C’est en pulvérisant une vieille équation politique que l’on croyait immuable, c’est en renvoyant dos à dos la gauche et la droite et en ratissant large des deux côtés de la barrière, qu’Emmanuel Macron s’était fait élire président. La leçon n’a pas été perdue pour tout le monde. Car c’est bien en court-circuitant à leur tour les traditionnelles organisations syndicales, en lançant une fronde qui transcendait largement les appartenances sociopolitiques des Français, que les gilets jaunes viennent d’imposer un sérieux ralentissement à la République en marche.

En un temps record, et en dépit de son manque évident d’organisation et de structuration, ce mouvement anti-impôts a fait tache d’huile. Mais non moins vite, et conformément au classique processus, il s’est trouvé en butte à deux vicieuses formes d’infiltration, redoutables sources de discrédit : les tentatives de récupération déployées par plus d’un parti et l’entrée en scène des casseurs. Outre de nombreux Français, des millions de personnes de par le monde auront ainsi frémi au spectacle des actes de vandalisme commis sur les Champs-Élysées, à Paris.

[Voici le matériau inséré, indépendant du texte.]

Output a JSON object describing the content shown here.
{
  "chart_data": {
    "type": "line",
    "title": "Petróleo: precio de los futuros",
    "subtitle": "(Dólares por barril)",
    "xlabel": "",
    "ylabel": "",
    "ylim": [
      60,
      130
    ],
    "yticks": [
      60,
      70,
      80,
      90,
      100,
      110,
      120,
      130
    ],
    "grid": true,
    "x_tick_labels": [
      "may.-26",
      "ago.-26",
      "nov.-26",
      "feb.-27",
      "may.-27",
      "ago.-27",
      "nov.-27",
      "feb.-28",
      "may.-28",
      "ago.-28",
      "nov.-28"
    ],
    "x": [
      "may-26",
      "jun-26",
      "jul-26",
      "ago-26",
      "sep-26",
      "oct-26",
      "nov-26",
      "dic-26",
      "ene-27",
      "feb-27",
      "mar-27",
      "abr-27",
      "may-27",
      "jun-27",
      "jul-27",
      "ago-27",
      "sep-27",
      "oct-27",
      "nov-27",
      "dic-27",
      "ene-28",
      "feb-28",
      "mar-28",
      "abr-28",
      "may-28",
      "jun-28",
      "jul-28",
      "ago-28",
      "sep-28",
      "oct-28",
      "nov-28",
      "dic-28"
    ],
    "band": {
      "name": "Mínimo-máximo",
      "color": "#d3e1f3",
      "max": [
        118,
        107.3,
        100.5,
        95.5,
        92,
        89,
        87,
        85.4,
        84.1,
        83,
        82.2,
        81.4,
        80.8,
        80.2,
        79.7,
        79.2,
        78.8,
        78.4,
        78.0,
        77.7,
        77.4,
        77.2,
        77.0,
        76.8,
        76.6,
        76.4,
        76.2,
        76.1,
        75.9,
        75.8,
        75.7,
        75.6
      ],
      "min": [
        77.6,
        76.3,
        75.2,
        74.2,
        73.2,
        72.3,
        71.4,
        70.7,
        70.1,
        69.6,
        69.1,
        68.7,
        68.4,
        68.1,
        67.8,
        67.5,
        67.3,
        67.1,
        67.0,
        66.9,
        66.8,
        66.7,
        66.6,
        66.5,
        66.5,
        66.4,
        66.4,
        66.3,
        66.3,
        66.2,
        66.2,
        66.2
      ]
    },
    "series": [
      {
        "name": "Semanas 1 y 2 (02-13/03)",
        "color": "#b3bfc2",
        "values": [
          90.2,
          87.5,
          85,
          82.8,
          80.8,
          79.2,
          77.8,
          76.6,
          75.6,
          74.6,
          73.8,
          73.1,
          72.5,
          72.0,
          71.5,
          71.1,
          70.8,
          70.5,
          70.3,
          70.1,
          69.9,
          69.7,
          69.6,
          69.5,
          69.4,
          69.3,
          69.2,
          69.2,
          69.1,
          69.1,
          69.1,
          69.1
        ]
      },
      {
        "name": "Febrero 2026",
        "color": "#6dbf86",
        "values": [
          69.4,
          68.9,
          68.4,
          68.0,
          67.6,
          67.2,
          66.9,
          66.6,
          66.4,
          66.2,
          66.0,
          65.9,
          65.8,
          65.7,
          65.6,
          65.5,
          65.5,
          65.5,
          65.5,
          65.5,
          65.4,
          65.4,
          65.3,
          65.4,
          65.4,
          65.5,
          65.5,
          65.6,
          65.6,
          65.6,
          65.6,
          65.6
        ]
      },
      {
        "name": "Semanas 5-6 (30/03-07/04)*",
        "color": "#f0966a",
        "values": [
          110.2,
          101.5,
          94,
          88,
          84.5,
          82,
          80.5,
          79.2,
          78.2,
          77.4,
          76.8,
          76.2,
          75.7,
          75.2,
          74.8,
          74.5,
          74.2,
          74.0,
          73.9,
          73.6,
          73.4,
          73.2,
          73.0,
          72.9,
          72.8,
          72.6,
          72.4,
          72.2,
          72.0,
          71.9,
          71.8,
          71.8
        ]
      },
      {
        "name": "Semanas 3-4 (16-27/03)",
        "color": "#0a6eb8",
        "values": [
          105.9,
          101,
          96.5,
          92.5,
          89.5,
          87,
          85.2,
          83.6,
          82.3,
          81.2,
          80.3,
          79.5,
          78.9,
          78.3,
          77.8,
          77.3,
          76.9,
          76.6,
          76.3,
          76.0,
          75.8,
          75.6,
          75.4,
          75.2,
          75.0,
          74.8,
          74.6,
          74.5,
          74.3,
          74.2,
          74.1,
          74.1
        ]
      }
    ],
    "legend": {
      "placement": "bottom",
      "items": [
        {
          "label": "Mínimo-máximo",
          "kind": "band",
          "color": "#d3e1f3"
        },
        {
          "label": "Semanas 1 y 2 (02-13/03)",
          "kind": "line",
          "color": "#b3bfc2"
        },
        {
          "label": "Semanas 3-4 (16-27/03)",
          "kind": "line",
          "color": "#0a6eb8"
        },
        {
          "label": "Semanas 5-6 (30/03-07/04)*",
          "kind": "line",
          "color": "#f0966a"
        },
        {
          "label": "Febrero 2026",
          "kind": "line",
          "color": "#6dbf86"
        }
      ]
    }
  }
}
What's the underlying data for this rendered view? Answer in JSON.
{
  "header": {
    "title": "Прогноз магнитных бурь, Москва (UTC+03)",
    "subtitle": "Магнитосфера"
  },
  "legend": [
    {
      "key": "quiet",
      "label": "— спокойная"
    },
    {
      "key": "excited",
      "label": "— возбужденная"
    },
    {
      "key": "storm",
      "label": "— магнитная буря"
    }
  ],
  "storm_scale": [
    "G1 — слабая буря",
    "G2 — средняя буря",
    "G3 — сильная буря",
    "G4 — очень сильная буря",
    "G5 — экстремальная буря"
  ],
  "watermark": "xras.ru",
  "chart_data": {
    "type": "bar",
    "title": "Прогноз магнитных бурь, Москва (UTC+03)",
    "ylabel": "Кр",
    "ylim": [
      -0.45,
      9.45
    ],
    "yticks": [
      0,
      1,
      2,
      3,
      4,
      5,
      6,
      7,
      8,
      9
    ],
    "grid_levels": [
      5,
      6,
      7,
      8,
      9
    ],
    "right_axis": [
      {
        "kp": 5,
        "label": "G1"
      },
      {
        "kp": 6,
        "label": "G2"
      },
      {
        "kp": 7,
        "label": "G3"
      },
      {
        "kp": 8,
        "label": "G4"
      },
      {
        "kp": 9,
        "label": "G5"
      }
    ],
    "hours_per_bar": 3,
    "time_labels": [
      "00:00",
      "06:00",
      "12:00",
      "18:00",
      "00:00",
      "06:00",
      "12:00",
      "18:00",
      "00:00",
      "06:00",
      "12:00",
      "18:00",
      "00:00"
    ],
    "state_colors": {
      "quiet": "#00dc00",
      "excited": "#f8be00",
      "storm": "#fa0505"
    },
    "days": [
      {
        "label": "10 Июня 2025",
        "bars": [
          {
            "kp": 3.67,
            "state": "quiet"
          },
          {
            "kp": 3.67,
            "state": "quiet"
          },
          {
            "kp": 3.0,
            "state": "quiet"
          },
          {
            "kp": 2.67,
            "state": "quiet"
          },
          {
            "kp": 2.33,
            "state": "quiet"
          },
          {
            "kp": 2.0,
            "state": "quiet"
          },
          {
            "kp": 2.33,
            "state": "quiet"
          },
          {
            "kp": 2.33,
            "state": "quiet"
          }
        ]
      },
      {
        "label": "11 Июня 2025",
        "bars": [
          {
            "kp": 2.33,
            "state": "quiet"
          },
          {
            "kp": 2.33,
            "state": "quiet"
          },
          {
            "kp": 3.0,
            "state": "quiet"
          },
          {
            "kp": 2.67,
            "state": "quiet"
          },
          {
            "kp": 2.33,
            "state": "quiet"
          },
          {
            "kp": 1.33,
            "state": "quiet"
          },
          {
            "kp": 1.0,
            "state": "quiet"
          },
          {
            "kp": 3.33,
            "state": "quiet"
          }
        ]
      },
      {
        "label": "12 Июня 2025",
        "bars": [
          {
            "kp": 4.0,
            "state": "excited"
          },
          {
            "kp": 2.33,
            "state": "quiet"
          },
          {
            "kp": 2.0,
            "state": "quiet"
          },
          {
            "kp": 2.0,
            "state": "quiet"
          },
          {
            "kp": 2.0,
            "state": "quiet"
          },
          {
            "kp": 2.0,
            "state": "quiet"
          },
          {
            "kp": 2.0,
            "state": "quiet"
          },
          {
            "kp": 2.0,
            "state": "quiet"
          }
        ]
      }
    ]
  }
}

Bien plus grave cependant que ces outrages infligés à la plus belle et plus célèbre avenue de la planète est le tort considérable que toutes ces routes bloquées et ces désordres auront porté aux grands et petits commerces : autant dire à la santé économique de la France. Voilà qui n’aidera sans doute pas à satisfaire l’exigence d’un meilleur pouvoir d’achat brandie par les manifestants, qui ont bien mal accueilli la promesse, faite hier par l’Élysée, d’une grande concertation sur la transition écologique et sociale appelée à se tenir dans les trois prochains mois.

Toujours est-il que par la spontanéité même de leur éclosion à la manière des champignons, ces peu esthétiques mais hautement visibles survêtements ont pu faire rêver nombre de Libanais. Révoltés contre la vie de chien que leur réserve un État indigne (pas de courant électrique, pas d’eau mais en revanche des montagnes d’ordures au grand air !), ils sont, dans le même temps, déçus par le score modeste qu’affiche une société civile encline à l’essoufflement. Outre les brutalités policières, ceux et celles qui, sans gilet de reconnaissance, sont descendus dans la rue ont pourtant eu affaire aux manœuvres de récupération, au noyautage, aux casseurs et incendiaires infiltrés dans leurs rangs. Pire encore – et cela ne peut arriver qu’au Liban –, on a vu des caïds politiques envoyer leurs brutes encagoulées casser… du manifestant.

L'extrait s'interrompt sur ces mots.